Прощаясь, темпераментный француз встал и дружески протянул мне руку. Что мне ему сказать? Оревуар? Гуд бай? Ауфидерзеен? И я сказал: «Да пабачэння!» Вряд ли он когда-нибудь слышал эту нашу фразу.
Из ЦК уехали уже с новым гидом-переводчиком, который рассказал нам, что по происхождению он молдавский еврей, много лет был президентом различных фирм, принадлежавших ФКП, зарабатывал для партии деньги. Большие деньги! А теперь он бедняк, пенсия маленькая, большей в компартии не выслужил. Трудовому люду во Франции живется трудно, цены высокие, а зарплата низкая. В магазинах[320] полно товаров, но магазины пустуют: у покупателей нет денег. Я сказал ему, что у нас то же самое, хотя и наоборот: денег у людей густо, зато с товарами пусто. Так что мы с вами в одинаковом положении. Гиду-коммунисту это мое сравнение не очень понравилось.

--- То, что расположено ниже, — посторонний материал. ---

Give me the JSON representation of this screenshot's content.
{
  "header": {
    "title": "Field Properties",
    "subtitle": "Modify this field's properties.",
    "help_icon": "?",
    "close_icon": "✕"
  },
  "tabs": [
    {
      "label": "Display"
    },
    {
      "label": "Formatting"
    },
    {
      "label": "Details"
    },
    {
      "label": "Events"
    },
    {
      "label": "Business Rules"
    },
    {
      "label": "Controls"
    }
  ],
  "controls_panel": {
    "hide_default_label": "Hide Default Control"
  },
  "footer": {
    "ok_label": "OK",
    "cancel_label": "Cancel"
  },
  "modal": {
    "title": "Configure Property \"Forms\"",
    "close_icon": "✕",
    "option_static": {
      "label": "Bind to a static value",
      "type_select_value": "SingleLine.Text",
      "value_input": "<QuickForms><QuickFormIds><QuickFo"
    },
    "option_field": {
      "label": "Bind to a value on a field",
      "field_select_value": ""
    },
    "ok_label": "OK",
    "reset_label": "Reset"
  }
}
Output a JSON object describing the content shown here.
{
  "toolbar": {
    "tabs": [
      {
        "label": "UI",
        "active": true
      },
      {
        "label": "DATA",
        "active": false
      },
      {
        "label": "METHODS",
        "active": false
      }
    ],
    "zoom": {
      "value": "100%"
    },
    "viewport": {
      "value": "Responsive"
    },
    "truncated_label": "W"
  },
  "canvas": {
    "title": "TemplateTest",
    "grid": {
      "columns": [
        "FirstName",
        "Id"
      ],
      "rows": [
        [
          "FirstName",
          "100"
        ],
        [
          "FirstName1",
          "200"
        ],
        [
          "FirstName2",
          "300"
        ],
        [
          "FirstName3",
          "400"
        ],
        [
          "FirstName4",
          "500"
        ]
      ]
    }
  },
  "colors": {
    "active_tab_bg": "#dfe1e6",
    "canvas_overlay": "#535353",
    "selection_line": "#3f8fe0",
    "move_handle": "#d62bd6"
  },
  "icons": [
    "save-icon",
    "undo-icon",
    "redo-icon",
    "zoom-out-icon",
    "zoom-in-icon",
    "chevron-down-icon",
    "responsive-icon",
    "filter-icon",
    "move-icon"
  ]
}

Гид свозил меня в новый парижский район Деманш — образец модерново-стеклянной архитектуры, показал парламент, знаменитый Дом Инвалидов, где похоронен Наполеон. Побывали и в Булонском лесу, где среди деревьев бродили наркоманы и спали на скамейках клошары. По дороге заехали на Монпарнас, зашли в знаменитый ресторан искусствоведа Льва Доминика, который держал русскую кухню. Хозяин угостил нас настоящей русской водкой в темной бутылке с красной сургучной печаткой на головке. Неподалеку от ресторана сохранилась арка, бывшие городские ворота, медная табличка на них сообщает, что с этого места в 1791 году началась Великая французская революция — после того, как власти запретили доставлять в Париж вино. (А мы привыкли думать, что та революция произошла по другой причине. Как всё же важно докопаться до первоисточников!)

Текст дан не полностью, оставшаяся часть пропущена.